Otis Cox will always retain his love for Madison County but laments the loss of industry to the city and county of his birth. “Sadly, the manufacturing industry is gone and I don’t see it coming back.” he says. The automotive industry has a long association with the city; at one time employing some 25,000 auto workers in nearly twenty different General Motors affiliated plants located all around Anderson, trailing only Flint, Michigan in that regard.  Pat chimes in, “We just lost the Emge meat packing plant (on west 8th street), it’s so sad.”  Ever the optimist and booster for his birth county, Otis points out, “But things are looking up, we got the Nestlé’s plant and 300 new jobs a few years back.”

Otis and Pat are moving to be closer to their adult kids, Angie and Chris, who live in the Noblesville / Fishers area.

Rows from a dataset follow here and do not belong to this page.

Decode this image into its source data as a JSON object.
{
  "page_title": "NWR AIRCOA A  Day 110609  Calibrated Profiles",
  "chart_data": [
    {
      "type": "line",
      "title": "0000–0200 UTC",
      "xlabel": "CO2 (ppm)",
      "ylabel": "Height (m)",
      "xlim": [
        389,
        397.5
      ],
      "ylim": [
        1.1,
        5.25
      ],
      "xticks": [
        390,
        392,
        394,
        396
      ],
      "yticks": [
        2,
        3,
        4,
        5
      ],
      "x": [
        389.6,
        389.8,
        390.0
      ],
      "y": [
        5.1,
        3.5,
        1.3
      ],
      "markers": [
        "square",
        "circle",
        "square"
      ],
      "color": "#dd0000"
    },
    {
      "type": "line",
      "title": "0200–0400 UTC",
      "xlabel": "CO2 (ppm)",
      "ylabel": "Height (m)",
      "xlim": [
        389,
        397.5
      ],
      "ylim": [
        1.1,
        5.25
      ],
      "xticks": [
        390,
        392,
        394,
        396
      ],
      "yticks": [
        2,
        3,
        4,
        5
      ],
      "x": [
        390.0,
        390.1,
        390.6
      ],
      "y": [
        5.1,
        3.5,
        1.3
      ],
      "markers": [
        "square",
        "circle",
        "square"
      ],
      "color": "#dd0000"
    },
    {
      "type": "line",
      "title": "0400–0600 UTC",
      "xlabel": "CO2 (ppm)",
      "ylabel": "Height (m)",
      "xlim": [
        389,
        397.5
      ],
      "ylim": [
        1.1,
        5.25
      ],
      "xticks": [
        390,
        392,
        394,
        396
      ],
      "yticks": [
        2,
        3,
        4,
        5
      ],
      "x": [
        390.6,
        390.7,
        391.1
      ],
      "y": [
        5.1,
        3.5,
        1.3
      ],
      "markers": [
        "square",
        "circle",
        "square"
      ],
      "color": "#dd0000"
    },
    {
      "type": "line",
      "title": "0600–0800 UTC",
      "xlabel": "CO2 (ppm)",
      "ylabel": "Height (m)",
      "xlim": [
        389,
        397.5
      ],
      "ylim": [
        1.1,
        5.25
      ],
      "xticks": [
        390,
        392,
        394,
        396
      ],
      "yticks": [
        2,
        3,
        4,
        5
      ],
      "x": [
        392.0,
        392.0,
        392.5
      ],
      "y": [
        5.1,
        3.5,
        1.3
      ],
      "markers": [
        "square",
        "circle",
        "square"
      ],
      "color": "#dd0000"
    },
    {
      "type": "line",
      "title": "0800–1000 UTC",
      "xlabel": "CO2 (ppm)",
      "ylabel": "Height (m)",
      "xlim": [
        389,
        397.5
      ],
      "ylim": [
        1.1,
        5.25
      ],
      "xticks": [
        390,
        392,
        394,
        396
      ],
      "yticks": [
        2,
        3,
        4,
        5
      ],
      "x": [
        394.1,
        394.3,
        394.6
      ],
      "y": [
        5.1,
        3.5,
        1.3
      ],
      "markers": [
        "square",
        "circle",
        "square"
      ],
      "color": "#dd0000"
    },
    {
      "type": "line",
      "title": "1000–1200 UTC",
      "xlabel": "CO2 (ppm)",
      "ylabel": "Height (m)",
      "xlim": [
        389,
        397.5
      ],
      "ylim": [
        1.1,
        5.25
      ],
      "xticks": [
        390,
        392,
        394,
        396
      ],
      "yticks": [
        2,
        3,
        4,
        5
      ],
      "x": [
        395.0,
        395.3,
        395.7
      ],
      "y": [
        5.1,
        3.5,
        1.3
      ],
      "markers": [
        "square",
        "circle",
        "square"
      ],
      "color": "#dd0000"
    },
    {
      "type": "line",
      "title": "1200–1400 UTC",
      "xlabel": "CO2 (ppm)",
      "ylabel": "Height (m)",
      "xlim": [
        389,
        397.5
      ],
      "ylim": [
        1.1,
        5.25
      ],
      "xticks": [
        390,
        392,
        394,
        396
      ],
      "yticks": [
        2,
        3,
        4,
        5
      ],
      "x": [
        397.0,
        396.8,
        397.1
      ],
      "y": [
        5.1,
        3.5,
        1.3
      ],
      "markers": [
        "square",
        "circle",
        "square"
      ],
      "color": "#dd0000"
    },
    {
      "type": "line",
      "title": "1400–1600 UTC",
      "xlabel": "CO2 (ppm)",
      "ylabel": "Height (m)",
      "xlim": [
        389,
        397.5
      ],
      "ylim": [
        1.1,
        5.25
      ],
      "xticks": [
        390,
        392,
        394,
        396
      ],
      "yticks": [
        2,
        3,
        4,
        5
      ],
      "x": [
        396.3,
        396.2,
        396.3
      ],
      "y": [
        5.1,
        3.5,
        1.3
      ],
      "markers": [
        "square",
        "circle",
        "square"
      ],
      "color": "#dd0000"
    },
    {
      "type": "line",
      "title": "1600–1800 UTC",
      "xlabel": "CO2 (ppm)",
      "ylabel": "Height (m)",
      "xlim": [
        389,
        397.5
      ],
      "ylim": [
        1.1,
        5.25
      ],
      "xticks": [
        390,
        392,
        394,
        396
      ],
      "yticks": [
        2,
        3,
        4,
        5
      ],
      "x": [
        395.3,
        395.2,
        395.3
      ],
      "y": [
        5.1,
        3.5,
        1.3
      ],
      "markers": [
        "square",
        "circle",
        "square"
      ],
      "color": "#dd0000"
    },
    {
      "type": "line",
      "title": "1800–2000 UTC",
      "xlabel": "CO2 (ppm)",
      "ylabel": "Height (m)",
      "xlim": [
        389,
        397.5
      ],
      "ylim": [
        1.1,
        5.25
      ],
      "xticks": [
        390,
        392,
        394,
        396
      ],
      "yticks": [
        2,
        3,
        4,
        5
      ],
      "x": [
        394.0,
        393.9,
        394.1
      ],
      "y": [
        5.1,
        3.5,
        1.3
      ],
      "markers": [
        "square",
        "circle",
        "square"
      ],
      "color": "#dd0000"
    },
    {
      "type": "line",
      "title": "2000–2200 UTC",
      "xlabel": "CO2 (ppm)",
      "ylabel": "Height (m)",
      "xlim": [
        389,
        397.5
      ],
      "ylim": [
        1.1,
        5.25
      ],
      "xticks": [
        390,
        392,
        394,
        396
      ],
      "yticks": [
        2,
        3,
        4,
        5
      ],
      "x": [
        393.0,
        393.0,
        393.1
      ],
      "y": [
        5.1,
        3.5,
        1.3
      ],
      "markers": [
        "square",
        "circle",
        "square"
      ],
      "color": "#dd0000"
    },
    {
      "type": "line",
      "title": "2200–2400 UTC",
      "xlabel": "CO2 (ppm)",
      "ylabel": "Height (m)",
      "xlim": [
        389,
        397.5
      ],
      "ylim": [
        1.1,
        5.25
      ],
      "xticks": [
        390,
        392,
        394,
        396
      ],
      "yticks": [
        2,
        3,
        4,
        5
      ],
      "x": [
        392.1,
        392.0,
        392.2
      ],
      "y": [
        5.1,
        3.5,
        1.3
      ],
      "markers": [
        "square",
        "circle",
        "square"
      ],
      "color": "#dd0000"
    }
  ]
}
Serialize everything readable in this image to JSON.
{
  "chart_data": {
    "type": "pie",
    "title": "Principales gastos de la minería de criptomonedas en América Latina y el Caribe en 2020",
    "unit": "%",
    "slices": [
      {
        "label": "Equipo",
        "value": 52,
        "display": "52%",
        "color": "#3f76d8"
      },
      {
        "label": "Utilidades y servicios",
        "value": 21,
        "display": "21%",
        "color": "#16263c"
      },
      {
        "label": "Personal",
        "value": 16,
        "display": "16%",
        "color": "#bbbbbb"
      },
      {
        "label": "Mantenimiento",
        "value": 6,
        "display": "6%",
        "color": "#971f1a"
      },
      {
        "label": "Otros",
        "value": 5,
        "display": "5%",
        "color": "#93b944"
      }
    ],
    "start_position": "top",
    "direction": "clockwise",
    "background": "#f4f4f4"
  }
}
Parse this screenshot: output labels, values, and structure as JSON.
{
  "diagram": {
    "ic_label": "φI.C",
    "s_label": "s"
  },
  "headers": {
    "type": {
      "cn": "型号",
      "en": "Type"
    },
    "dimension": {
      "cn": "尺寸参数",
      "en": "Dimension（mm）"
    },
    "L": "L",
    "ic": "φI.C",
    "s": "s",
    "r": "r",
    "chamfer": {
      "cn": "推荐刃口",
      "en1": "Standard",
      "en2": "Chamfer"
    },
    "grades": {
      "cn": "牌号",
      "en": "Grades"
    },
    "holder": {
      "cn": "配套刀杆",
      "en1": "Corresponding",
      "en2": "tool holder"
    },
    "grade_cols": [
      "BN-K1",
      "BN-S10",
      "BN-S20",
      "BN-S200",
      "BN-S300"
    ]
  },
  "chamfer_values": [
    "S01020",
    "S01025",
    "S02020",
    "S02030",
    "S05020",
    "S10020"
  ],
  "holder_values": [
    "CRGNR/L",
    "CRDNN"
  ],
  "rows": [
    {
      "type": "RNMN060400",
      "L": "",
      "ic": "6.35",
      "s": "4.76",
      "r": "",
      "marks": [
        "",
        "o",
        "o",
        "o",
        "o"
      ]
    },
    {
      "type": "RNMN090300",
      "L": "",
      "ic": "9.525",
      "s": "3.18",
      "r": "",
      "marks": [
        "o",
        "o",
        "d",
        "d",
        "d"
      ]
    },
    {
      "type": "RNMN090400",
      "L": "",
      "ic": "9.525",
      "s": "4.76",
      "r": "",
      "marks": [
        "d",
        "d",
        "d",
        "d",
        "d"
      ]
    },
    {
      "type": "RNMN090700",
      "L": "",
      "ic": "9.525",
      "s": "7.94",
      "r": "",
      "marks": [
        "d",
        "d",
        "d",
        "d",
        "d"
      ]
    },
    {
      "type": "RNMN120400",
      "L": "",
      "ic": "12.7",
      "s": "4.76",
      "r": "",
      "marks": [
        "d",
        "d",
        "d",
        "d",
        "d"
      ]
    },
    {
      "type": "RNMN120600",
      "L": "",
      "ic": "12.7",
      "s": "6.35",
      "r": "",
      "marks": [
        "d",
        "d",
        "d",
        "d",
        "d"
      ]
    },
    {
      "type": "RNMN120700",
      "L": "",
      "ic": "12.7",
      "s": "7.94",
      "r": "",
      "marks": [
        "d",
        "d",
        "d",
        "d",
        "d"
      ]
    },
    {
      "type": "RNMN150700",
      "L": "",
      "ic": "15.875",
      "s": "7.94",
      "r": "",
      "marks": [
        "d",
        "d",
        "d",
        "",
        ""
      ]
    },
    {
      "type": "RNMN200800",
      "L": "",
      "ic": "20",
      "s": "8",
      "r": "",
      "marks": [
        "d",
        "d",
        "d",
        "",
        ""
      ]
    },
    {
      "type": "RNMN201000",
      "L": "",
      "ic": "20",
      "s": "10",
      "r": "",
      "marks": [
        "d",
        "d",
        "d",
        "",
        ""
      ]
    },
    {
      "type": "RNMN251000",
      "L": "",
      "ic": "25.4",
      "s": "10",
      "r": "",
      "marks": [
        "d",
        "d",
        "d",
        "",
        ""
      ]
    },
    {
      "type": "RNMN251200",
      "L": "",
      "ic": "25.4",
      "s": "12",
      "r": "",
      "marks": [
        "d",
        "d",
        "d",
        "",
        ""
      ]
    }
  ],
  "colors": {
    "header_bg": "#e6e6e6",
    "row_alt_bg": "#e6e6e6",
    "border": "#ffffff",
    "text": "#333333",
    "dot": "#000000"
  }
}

The Cox’s are moving to Britton Falls, a Del Webb adult resort community for ages 55-and-over located near Hamilton Southeastern High School in Fishers. Otis proudly chirps, “It’s just like going on a vacation.” He looks forward to no more yard work and no more stairs in their new ranch style home. He continues, “But Anderson will always be home. I will miss Anderson.”

I asked Otis if he had any regrets from his decades of public service. He pauses, leans back in his chair, places his fingertips together with his index fingers brushing the tip of his nose as his thumbs gently touch his chin, “Yes, I had one regret.” he replies. “When I was commissioner, I was always sorry that I couldn’t get a couple roundabouts built in Anderson at places I felt needed them. But you know, now that I’m spending so much time in Hamilton County (which has well over 100 roundabouts) I’m getting sick of seeing them.” followed by a hearty laugh from the man who was once the most powerful Democrat in the State of Indiana. Well, Otis, if that’s your only regret from all those years of public service, I’d say you’ve served your city, county, and state well. Enjoy your retirement my friend, you’ve earned it.